Mother of alleged Isis killer loses legal fight against Home Office

Alexanda Kotey and El Shafee Elsheikh
Alexanda Kotey, left, and El Shafee Elsheikh are accused of killing western captives for Islamic State in Syria. Photograph: Hussein Malla/AP

The mother of an alleged hostage killer for Islamic State has lost her legal challenge against a Home Office decision to share evidence with the US without seeking assurances that her son and another suspected jihadist terrorist would not face the death penalty.

El Shafee Elsheikh and Alexanda Kotey are accused of belonging to a group of Isis members, nicknamed the Beatles because of their British accents, responsible for killing a number of western captives.

The pair, who have been stripped of their British citizenship, were captured in January last year, prompting a row over whether they should be returned to the UK for a trial or face justice in another jurisdiction.

Elsheikh’s mother, Maha Elgizouli, challenged a decision by the home secretary, Sajid Javid, to share 600 witness statements gathered by the Metropolitan police with US authorities under a mutual legal assistance (MLA) agreement, without seeking assurances that the men would not be executed if they were extradited and tried there.

However, her challenge was rejected on Friday by two high court judges, who ruled the decision was not unlawful.

The lord chief justice, Lord Burnett, sitting with Mr Justice Garnham, said: “There is no general, common law duty on Her Majesty’s government to take positive steps to protect an individual’s life from the actions of a third party, and that includes requiring particular undertakings before complying with the MLA request.”

Gareth Peirce, of Birnberg Peirce solicitors, which represented Elgizouli, said: “The court’s decision is difficult for Ms Elgizouli to take onboard.

“Ms Elgizouli hopes that the opportunity will be given for the supreme court to consider whether it has a greater ability to explore the important factors raised in the case she has brought.

“She recognises that they have broader (and fundamental) consequences beyond the case she felt compelled to initiate.

“She did so in the belief that if her son is accused, not that no prosecution should take place, but that any prosecution should respect the established protections that she has believed and still believes exist.”

During a hearing in October, Elgizouli’s lawyers said Javid’s decision, which was outlined in a letter to the then US attorney general, Jeff Sessions, was “unprecedented and unjustified” and put the suspects at risk of an “inhuman punishment”.

Kotey and Elsheikh, who were raised in the UK, are believed to be being detained by Kurdish forces in Syria. They are said to have been members of the cell that also included Mohammed Emwazi, known as “Jihadi John”, who was killed in a US airstrike in 2015, and Aine Davis, who has been jailed in Turkey.
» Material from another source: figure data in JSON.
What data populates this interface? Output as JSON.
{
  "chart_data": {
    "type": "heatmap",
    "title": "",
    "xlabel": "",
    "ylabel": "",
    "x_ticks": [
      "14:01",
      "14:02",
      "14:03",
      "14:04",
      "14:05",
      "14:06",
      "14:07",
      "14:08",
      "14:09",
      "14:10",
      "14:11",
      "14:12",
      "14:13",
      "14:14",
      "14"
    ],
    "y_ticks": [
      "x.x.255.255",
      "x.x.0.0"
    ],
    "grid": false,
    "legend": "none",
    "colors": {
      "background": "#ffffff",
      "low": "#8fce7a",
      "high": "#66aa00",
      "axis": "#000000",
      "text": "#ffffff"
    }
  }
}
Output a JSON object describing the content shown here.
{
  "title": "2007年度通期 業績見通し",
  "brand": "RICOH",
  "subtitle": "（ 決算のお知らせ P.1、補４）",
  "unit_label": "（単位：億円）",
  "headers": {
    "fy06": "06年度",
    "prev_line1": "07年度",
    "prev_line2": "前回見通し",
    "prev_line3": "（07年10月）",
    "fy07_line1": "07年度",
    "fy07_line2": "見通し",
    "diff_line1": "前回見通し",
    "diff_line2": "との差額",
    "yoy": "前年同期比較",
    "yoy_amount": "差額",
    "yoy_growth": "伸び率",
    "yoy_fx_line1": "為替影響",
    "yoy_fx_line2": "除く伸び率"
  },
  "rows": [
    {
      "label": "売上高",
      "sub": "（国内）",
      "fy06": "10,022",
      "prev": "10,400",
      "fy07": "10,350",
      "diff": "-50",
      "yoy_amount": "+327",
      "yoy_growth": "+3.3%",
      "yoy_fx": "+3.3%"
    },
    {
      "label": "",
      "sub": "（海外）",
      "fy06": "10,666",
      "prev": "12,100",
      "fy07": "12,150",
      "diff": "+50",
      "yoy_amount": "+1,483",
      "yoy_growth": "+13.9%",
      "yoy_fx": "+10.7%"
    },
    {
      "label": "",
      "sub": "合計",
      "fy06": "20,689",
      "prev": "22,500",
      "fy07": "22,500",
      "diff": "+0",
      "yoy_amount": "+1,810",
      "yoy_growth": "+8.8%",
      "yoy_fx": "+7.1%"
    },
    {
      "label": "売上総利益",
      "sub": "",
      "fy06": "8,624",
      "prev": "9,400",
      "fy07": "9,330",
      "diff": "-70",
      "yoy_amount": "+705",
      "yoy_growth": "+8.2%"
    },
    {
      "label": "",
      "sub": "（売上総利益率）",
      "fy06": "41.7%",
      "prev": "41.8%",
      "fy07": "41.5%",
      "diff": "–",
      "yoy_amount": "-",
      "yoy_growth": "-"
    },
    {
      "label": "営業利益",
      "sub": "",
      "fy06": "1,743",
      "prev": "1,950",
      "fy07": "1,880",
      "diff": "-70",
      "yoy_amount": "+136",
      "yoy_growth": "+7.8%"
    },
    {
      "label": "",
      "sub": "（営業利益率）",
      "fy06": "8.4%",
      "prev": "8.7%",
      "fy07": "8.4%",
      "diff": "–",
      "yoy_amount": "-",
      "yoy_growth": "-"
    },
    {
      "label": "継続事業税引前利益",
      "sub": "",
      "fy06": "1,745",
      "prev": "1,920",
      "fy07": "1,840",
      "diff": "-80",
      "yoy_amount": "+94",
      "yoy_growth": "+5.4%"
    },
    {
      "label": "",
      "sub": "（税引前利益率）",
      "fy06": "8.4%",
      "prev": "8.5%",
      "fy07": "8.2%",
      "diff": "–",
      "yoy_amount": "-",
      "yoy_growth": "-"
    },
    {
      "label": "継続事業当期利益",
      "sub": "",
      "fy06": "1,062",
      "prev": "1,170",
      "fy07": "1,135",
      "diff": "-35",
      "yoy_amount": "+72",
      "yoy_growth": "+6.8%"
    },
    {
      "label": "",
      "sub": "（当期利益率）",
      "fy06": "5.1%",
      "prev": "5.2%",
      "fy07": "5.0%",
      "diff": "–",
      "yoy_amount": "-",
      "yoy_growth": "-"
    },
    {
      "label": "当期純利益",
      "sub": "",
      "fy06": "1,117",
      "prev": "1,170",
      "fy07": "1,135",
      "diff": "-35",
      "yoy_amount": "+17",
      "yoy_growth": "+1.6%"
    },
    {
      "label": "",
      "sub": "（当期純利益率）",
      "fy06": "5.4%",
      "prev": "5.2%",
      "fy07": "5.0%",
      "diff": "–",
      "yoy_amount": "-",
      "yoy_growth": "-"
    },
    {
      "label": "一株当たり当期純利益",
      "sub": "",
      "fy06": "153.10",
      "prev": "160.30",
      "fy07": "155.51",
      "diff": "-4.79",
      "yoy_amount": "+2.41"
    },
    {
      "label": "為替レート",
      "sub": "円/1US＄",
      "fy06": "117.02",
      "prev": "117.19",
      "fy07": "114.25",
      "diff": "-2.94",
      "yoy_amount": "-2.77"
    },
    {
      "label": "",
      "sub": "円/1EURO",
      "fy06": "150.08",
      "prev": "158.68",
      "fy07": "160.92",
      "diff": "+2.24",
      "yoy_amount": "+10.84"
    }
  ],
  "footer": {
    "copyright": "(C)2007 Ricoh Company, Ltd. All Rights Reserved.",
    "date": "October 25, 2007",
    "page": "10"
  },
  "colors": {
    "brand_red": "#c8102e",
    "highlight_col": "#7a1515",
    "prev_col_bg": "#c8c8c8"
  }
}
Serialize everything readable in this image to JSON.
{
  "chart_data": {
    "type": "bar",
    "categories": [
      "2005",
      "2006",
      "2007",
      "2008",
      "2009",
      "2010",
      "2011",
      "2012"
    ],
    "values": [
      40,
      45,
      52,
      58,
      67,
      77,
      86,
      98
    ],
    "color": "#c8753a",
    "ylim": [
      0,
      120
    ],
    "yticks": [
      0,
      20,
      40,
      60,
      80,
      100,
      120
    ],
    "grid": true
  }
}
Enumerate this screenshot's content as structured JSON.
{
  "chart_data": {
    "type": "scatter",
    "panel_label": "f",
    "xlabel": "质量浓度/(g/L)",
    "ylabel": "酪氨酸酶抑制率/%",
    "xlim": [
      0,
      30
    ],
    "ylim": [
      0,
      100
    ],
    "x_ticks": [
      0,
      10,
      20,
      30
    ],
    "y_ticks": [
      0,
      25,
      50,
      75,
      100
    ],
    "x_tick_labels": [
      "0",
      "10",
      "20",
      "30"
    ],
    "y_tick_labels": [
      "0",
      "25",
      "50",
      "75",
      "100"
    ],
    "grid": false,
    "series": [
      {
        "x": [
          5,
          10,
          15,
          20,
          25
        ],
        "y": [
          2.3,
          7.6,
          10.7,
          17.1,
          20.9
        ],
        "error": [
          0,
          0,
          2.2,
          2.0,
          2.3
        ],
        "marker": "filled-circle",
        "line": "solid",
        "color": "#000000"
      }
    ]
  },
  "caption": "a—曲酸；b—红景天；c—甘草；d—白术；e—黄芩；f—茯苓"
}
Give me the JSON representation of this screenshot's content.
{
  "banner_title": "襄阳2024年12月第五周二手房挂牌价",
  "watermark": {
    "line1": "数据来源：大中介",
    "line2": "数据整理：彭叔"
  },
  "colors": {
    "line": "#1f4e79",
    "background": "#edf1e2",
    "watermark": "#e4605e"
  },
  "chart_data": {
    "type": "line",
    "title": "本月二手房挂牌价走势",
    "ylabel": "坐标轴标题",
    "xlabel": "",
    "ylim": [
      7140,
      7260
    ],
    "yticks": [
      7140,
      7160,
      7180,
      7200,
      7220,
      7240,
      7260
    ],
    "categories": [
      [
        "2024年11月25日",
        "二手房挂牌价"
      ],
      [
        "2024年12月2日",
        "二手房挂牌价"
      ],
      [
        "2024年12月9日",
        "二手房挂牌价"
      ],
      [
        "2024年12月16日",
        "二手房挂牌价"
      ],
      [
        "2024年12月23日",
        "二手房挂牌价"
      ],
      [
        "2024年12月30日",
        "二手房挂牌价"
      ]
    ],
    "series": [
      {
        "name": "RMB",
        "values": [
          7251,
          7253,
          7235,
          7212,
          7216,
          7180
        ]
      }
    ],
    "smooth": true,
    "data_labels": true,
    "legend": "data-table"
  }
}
Emwazi appeared in a number of videos in which hostages, including the British aid workers David Haines and Alan Henning, and the US journalists James Foley and Steven Sotloff, were killed.

The Crown Prosecution Service (CPS) decided there was insufficient evidence to prosecute them in the UK.

After Elgizouli launched legal action, the Home Office announced in July that it had agreed to a short-term pause of the MLA process with the US.

Javid faced intense criticism after the letter he wrote to Sessions was leaked, with MPs accusing him of breaching the UK’s longstanding opposition to the death penalty.

The government’s former independent reviewer of terrorism legislation, Lord Carlile, said the move was “extraordinary” and a “dramatic change of policy”.

Theresa May supported Javid’s original decision, which was also backed by Boris Johnson when he was foreign secretary.

Commenting on the court’s decision, Javid said: “My priority has always been to ensure we deliver justice for the victims’ families and that the individuals suspected of these sickening crimes face prosecution as quickly as possible.

“Our longstanding opposition to the death penalty has not changed. Any evidence shared with the US in this case must be for the express purpose of progressing a federal prosecution.”